Making every vote count
Published 5:58 pm Saturday, February 28, 2009
Earlier this month, mere days after taking office, the President announced that the White House may take control of the Census Bureau. While many may see this move simply as meaningless bureaucratic reshuffling, it could have major and long lasting effects on every person in the United States.
Under the U.S. Constitution, the country conducts a census every ten years to determine apportionment to Congress. Article I, Section 2 mandates “Enumeration” to determine the allocation of seats for each state in U.S. House of Representatives. By extension, the census also determines the composition of the Electoral College, which chooses the president. In addition, the results of this process are a major factor in deciding where congressional district lines are drawn within each state.
Through redistricting, political parties can maximize their own party’s clout while minimizing the opposition. If one party were to control the census, it could arguably perpetuate its hold on political power. The results of the census are also enormously important in another way – the allocation of federal funds. Theoretically, a political party could disproportionately steer federal funding to areas dominated by its own members through a skewing of census numbers. This could shift billions of federal dollars for roads, schools, and hospitals over the next decade from some parts of the country to others because of population-driven financing formulas.
A political party could influence census results to its benefit simply by the method it chooses to count residents. The Constitution authorizes Congress to direct an “actual Enumeration” of the American public every 10 years. By allowing the use of mathematical estimates to count residents, known as sampling, rather than going door-to-door, some districts and states could end up with more Members of Congress at the expense of others. By over counting here, and under counting there, manipulation could take place solely for political gain.
To mitigate these concerns and insulate the process from political influence, the Census Bureau currently resides within the Department of Commerce, and its director is confirmed by the Senate. Circumventing this structure would eliminate a critical check and balance of power. Moreover, the Census Bureau is now comprised mainly of civil servants who are focused on the most accurate results, not the most advantageous outcome.

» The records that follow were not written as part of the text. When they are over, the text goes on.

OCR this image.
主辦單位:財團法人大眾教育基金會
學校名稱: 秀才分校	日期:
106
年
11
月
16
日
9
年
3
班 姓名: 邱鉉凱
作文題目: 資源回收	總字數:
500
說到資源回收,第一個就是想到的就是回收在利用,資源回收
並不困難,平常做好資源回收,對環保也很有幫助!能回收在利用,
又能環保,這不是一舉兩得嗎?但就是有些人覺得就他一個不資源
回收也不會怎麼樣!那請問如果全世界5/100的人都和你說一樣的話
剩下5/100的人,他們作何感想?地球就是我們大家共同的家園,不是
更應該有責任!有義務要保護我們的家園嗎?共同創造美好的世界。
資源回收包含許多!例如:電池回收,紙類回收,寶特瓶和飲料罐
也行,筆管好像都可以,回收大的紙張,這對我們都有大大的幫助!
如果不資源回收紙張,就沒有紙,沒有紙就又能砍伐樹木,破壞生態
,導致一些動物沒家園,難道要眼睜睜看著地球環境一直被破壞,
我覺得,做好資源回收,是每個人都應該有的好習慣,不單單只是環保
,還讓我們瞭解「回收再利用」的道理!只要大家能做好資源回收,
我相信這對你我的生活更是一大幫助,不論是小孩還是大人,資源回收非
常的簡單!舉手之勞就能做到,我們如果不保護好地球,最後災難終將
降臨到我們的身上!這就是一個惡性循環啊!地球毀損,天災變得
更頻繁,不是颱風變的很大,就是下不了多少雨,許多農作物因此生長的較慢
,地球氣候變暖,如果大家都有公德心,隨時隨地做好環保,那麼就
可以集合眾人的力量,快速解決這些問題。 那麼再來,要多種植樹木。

Under the auspices of the White House, the census would be conducted from the ground up exclusively by political staff. Such a move would undermine the independent manner in which all previous censuses have been conducted.
The census has assumed vast importance, high stakes, and tremendous political significance. Rather than leave population counting to an autonomous agency charged with getting the most accurate tally possible, under the proposed plan by the President, politicians would take over, giving one party significant advantage in the 2010 count.
The census should be conducted in a fair and accurate manner, using the best methods to determine the outcome, rather than responding to pressure from the White House. We must not let the census be used as a political weapon.